I’ve attached links to a few pictures of the finished product. I always think I’ll document the process but truth be told I get such a kick out of building things that I rarely remember to stop and take pictures. I suppose I could take it back apart and fake it, but I don’t wanna. 🙂

So basically it’s designed so that the focuser will be at eye level when pointed at the zenith. I did this because I didn’t want to EVER have to stand on tip-toes or get a stepstool to use my scope. It makes for some awkward bending when you get closer to the horizon, but the tube can be rotated so that you’re looking down into the EP which helps.

I cut the altitude bearings out of generic 2×12 planks, by hand, with a band saw. I then sanded them smooth with a clamped (upside)down belt sander. I bolted them together during the sanding so that they would be uniform in shape and size.   The Cradle was cut from the same 2×12” plank, again with the band saw to get the curve, but as you can tell I was only going for a general “U” shape. I had actually considered half-octagons instead… but the curve turned out to be easier. Into those cradles I placed 3 smaller blocks caped with Teflon tape. The bottom block prevents the bearings from sliding from side to side, while the other two act as the outer race of the bearing.

The upright box is simply made of ½” oak plywood. I cut the altitude bearings out of a square, which yielded 8, 90 degree quarter circles (the outside corners). I used those to join all the 1/2” sides together and help eliminate twisting when under rotational torque. It’s quite stout, much more so than I figured it would be.

The base is a simple 24” square with scrap 2×4’s for feet. I purchased a 12” lazy Susan ball bearing to attach the base to the box, and outside off being a bit noisy it works well. Basically you hear the balls moving when you rotate the box. Not bad but more noise than Teflon tape. But moves better.

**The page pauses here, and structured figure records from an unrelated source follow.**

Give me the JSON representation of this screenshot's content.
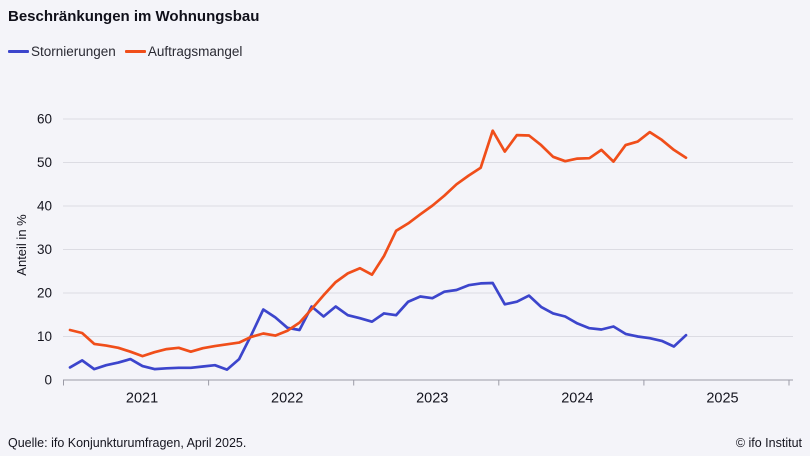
{
  "title": "Beschränkungen im Wohnungsbau",
  "legend": {
    "items": [
      {
        "label": "Stornierungen",
        "color": "#3c45cc"
      },
      {
        "label": "Auftragsmangel",
        "color": "#f04e1a"
      }
    ]
  },
  "footer": {
    "source": "Quelle: ifo Konjunkturumfragen, April 2025.",
    "copyright": "© ifo Institut"
  },
  "chart_data": {
    "type": "line",
    "title": "Beschränkungen im Wohnungsbau",
    "ylabel": "Anteil in %",
    "ylim": [
      0,
      65
    ],
    "yticks": [
      0,
      10,
      20,
      30,
      40,
      50,
      60
    ],
    "xticklabels": [
      "2021",
      "2022",
      "2023",
      "2024",
      "2025"
    ],
    "grid": "horizontal",
    "legend_position": "top-left",
    "x_months": [
      "2021-01",
      "2021-02",
      "2021-03",
      "2021-04",
      "2021-05",
      "2021-06",
      "2021-07",
      "2021-08",
      "2021-09",
      "2021-10",
      "2021-11",
      "2021-12",
      "2022-01",
      "2022-02",
      "2022-03",
      "2022-04",
      "2022-05",
      "2022-06",
      "2022-07",
      "2022-08",
      "2022-09",
      "2022-10",
      "2022-11",
      "2022-12",
      "2023-01",
      "2023-02",
      "2023-03",
      "2023-04",
      "2023-05",
      "2023-06",
      "2023-07",
      "2023-08",
      "2023-09",
      "2023-10",
      "2023-11",
      "2023-12",
      "2024-01",
      "2024-02",
      "2024-03",
      "2024-04",
      "2024-05",
      "2024-06",
      "2024-07",
      "2024-08",
      "2024-09",
      "2024-10",
      "2024-11",
      "2024-12",
      "2025-01",
      "2025-02",
      "2025-03",
      "2025-04"
    ],
    "series": [
      {
        "name": "Stornierungen",
        "color": "#3c45cc",
        "values": [
          2.9,
          4.5,
          2.5,
          3.4,
          4.0,
          4.8,
          3.2,
          2.5,
          2.7,
          2.8,
          2.8,
          3.1,
          3.4,
          2.4,
          4.8,
          10.3,
          16.2,
          14.4,
          12.0,
          11.5,
          16.9,
          14.6,
          16.9,
          14.9,
          14.2,
          13.4,
          15.3,
          14.9,
          18.0,
          19.2,
          18.8,
          20.3,
          20.7,
          21.8,
          22.2,
          22.3,
          17.4,
          18.0,
          19.4,
          16.8,
          15.3,
          14.6,
          13.0,
          11.9,
          11.6,
          12.3,
          10.6,
          10.0,
          9.6,
          9.0,
          7.7,
          10.3
        ]
      },
      {
        "name": "Auftragsmangel",
        "color": "#f04e1a",
        "values": [
          11.5,
          10.8,
          8.3,
          7.9,
          7.4,
          6.5,
          5.5,
          6.4,
          7.1,
          7.4,
          6.5,
          7.3,
          7.8,
          8.2,
          8.6,
          9.9,
          10.7,
          10.2,
          11.3,
          13.2,
          16.3,
          19.5,
          22.5,
          24.5,
          25.7,
          24.2,
          28.5,
          34.3,
          36.0,
          38.1,
          40.1,
          42.4,
          45.0,
          47.0,
          48.8,
          57.3,
          52.5,
          56.3,
          56.2,
          54.0,
          51.3,
          50.3,
          50.9,
          51.0,
          52.9,
          50.2,
          54.0,
          54.8,
          57.0,
          55.2,
          52.9,
          51.1
        ]
      }
    ],
    "style": {
      "background": "#f4f4f9",
      "gridline_color": "#dcdce3",
      "axis_color": "#9b9ba6",
      "text_color": "#15151f"
    }
  }
}
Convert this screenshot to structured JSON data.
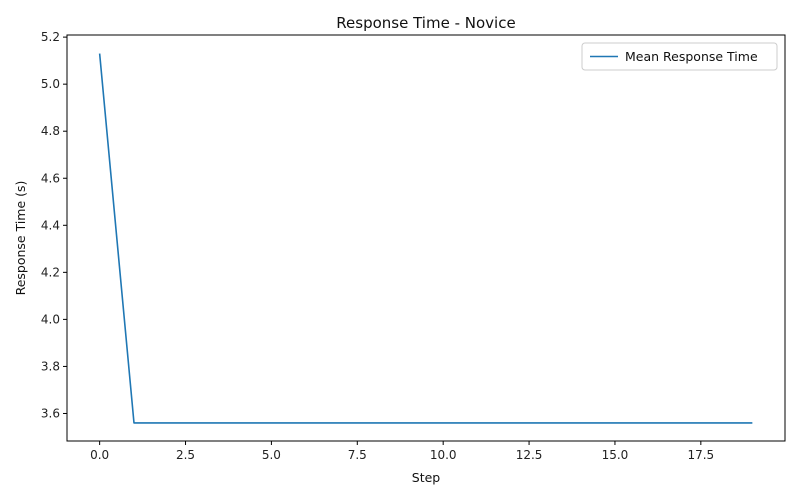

Anyway when all mounted up with the scope all directions seem to work rather well. The movement is very smooth, although the altitude bearings are tighter than the azimuth bearing. The scope has been balanced and holds its position well.

Not bad for a first try.   When time allows, I need to tear it back down, do some edge sanding, and paint it. Probably a generic black.

The best part of this build, is that I will now have 3 decent scopes to work with. Very convenient since there are three of us. The caveat being that the Konus probably isn’t a decent scope…   But it’s good enough for me to use while my wife and daughter are using the other two.   Live is good indeed.